Consider how the now-deceased Roger Ailes and the now-fired Bill O’Reilly both racked up sexual harassment allegations before they faced any consequences. Or how R&B singer R. Kelly has allegedly been using his position of power to manipulate women for decades, since his first high-profile sex scandal. Or how Bill Cosby allegedly used his tremendous influence in the entertainment industry to drug and assault women (many of them young, aspiring actresses) over an almost 50-year span. Or how both Woody Allen and Roman Polanski have documented histories of abuse allegations, and both continue to create new films.

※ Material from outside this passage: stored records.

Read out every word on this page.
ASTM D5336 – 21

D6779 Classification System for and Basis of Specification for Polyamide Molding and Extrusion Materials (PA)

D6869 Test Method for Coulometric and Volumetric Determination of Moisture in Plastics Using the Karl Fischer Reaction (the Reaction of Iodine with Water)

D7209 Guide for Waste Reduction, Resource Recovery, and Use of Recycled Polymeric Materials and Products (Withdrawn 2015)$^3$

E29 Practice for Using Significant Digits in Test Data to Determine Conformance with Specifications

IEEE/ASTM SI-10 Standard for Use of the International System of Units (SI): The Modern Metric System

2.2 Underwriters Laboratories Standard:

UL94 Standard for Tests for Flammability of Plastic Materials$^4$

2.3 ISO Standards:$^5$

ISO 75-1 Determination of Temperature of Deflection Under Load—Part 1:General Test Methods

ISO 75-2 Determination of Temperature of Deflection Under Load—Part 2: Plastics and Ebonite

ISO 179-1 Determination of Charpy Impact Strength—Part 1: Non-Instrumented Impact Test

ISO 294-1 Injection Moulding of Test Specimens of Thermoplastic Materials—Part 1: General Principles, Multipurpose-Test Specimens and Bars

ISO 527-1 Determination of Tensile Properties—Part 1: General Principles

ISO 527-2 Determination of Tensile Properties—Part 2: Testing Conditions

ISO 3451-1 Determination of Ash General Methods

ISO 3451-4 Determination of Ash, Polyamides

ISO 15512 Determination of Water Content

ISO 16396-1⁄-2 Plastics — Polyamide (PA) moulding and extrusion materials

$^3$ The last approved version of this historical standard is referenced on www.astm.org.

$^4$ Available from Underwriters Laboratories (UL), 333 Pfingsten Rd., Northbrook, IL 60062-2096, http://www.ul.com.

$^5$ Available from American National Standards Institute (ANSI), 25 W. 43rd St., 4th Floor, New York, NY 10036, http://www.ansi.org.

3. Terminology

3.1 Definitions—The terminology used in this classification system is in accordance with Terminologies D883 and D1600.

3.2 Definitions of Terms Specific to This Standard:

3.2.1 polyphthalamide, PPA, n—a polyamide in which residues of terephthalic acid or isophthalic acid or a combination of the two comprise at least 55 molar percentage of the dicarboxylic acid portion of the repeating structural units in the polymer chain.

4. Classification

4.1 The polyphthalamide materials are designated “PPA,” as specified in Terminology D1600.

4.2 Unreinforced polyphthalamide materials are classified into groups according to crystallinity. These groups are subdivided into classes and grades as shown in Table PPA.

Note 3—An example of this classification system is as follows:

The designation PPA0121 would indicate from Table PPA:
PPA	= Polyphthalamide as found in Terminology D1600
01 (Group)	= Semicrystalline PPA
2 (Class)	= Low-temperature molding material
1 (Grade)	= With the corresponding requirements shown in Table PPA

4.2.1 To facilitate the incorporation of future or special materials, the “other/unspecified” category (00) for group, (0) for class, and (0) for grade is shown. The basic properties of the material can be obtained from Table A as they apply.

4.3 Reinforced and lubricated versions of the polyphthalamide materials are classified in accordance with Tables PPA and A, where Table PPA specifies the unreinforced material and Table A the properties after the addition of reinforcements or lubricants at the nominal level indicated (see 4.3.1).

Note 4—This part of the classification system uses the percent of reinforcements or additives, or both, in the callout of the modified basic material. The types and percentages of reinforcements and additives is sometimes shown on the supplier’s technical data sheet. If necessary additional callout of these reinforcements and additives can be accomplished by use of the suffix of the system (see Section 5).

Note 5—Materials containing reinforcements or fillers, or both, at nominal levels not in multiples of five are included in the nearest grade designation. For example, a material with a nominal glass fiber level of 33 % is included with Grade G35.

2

Almost all of these men faced public accusations, and yet they have continually received passes by the very people who could hold them accountable: audiences. Somehow, the people who enjoy the things they create — movies, television shows, music — manage to overlook what they consider the “personal lives” of men that make them, even when the cost of that creation is the harm of women.

It is dangerous to write him off as bad apple or a “dinosaur” that doesn’t know better, especially when he is a power player in an industry that thrives off the exploitation of women’s bodies, on-screen and off. The entertainment industry has sexism rooted in its very core: Imagine being an aspiring actress, reporter or writer trying to navigate the fickle and murky world that started with “casting couches” and continues to be a competition to find the next thinnest, hottest, prettiest, sexiest woman the world has ever seen.

It is chilling to think of the long-term, cascading, deep influence of the bad behavior of Weinstein and men like him — how many women’s lives are impacted, women who were too afraid to come forward, women who looked for support and to build their own careers only to walk away ashamed or humiliated. These women had dreams to be in movies, to star in or direct them, to produce or write themselves into the entertainment industry and were never able to. It’s crushing that that’s no surprise.

If we want diversity in films, in Hollywood, in the stories the define our culture — we need parity at the absolute top. To achieve that, we need to be able to call out the men that perpetuate abuse without fear.